The investigation started in March 2017 when a state investigator received information that she had written a book.
Investigators learned Diallo said she was receiving public assistance and that she reported she was making less than $500 a month.
A subpoena for her self-employment records, which included copies of her bank statements, showed Diallo had deposited almost $84,000 into her bank account between August 2015 and September 2017, without reporting it to the Department of Social and Health Services. Investigators believe the money came from her book, speaking engagements and selling art, soaps and handmade dolls.
"The state of Washington seeks prosecution and restitution in this matter".
She will be arraigned on the charges on June 6. Aside from a one-time payment of $20,000, however, Dolezal hadn't reported a "change of circumstance" to the department.

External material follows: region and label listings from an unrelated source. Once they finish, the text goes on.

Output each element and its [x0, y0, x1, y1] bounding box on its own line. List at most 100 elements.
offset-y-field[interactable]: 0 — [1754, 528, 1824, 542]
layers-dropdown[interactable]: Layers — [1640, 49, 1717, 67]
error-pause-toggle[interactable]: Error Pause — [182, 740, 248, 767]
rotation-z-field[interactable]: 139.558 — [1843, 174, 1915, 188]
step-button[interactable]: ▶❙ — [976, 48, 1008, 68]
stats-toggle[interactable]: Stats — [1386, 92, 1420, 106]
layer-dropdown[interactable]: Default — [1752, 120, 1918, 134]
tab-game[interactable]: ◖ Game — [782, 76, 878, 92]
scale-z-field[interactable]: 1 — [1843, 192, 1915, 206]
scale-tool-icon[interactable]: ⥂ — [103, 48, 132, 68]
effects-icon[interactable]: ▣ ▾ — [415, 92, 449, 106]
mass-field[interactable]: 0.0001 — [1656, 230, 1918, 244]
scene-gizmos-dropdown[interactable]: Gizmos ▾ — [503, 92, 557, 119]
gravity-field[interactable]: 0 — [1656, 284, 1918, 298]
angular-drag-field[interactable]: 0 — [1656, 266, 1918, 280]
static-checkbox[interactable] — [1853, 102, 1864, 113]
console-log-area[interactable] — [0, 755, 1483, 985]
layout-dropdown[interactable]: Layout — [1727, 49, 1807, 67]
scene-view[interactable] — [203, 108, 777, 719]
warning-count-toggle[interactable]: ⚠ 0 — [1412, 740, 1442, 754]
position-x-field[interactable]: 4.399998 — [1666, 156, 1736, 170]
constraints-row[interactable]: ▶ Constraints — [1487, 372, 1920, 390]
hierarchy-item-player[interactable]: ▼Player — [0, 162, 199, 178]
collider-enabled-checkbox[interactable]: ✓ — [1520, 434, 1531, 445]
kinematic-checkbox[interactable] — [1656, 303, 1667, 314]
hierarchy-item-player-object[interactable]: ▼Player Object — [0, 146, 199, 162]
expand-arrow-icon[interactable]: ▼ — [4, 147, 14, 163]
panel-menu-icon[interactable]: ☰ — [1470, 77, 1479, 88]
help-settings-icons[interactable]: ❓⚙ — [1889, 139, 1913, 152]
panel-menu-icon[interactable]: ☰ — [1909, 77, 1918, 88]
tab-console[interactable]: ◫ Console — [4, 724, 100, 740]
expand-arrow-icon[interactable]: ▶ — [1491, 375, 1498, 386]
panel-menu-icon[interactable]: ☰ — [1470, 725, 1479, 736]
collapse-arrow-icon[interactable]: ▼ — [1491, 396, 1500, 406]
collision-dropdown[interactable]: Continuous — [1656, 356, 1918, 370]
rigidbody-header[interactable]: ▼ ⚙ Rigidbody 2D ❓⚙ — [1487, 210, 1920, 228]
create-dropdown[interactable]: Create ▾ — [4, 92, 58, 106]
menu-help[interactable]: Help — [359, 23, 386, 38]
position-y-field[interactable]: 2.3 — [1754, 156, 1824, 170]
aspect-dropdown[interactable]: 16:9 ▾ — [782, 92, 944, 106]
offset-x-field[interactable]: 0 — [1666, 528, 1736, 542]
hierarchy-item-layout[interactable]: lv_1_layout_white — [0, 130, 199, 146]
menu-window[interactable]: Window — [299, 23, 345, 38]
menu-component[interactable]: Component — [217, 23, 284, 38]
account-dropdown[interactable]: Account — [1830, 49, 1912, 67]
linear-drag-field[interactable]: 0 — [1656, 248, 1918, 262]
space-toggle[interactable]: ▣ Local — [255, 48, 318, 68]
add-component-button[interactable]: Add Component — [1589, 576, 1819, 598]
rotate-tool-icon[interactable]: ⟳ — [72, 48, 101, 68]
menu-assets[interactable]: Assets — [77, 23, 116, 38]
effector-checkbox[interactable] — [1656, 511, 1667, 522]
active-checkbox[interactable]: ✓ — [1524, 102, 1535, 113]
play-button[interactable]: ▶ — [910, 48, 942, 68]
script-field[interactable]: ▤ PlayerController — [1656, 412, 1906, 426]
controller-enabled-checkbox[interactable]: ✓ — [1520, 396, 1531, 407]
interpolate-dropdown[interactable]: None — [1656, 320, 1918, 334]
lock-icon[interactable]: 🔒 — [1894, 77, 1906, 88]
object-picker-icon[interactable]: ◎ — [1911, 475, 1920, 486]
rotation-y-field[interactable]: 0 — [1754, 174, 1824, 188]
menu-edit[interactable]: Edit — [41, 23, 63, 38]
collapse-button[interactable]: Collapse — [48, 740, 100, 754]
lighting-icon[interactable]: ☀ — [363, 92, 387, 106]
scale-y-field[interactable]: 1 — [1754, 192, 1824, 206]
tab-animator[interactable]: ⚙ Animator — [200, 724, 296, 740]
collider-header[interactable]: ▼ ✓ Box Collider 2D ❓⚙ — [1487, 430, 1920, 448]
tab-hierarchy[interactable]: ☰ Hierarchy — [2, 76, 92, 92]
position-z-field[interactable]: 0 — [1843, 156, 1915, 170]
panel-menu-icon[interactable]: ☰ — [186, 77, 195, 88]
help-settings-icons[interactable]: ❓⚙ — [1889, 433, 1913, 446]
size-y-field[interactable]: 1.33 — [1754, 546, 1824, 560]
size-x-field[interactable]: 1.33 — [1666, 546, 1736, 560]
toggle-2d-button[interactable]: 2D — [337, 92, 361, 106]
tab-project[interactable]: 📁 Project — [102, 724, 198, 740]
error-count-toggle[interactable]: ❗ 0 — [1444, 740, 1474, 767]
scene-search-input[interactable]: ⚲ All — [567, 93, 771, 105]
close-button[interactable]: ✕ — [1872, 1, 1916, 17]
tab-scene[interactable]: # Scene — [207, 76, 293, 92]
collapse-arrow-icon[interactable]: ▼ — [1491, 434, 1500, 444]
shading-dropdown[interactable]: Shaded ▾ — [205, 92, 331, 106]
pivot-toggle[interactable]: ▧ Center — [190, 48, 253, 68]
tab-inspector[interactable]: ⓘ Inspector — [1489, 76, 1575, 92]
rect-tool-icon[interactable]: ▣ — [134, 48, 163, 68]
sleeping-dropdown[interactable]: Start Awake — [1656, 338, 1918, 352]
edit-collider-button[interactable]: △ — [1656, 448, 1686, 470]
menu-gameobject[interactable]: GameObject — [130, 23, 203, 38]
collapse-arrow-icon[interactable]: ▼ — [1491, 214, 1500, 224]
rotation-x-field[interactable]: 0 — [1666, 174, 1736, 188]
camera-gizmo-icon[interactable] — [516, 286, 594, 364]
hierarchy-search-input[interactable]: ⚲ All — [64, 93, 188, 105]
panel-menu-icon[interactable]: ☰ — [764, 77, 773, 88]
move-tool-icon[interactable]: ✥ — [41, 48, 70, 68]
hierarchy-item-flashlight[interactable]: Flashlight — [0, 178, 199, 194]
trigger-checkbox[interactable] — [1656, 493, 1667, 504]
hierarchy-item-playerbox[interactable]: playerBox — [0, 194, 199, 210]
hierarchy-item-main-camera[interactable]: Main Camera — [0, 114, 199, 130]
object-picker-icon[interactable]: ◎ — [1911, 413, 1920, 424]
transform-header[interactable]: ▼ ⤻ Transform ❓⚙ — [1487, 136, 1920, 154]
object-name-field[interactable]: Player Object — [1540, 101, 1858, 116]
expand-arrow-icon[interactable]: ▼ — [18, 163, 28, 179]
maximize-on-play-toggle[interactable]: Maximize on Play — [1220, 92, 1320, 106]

She has said previously that she grew up near Troy, Montana, with religious parents and that she began to change her perspective as a teenager after her parents adopted four black children. "I was wondering whether your dad was really an African-American man", a reporter asked Ms. Dolezal, who looked perplexed and flustered.
She was outed as pretending to be African American after her carefully constructed image was shattered during an interview in 2015 when she was asked a single question: "Are you an African American?"
Rachel Dolezal in the documentary "The Rachel Divide". According to a statement from Netflix, she was not paid for the project. In addition, the Department requests Nkechi Diallo (formerly Dolezal) be disqualified from receiving Food Assistance for at least a 12-month period for breaking a Food Assistance rule on goal.
If found guilty, Dolezal could face up to 15 years in prison.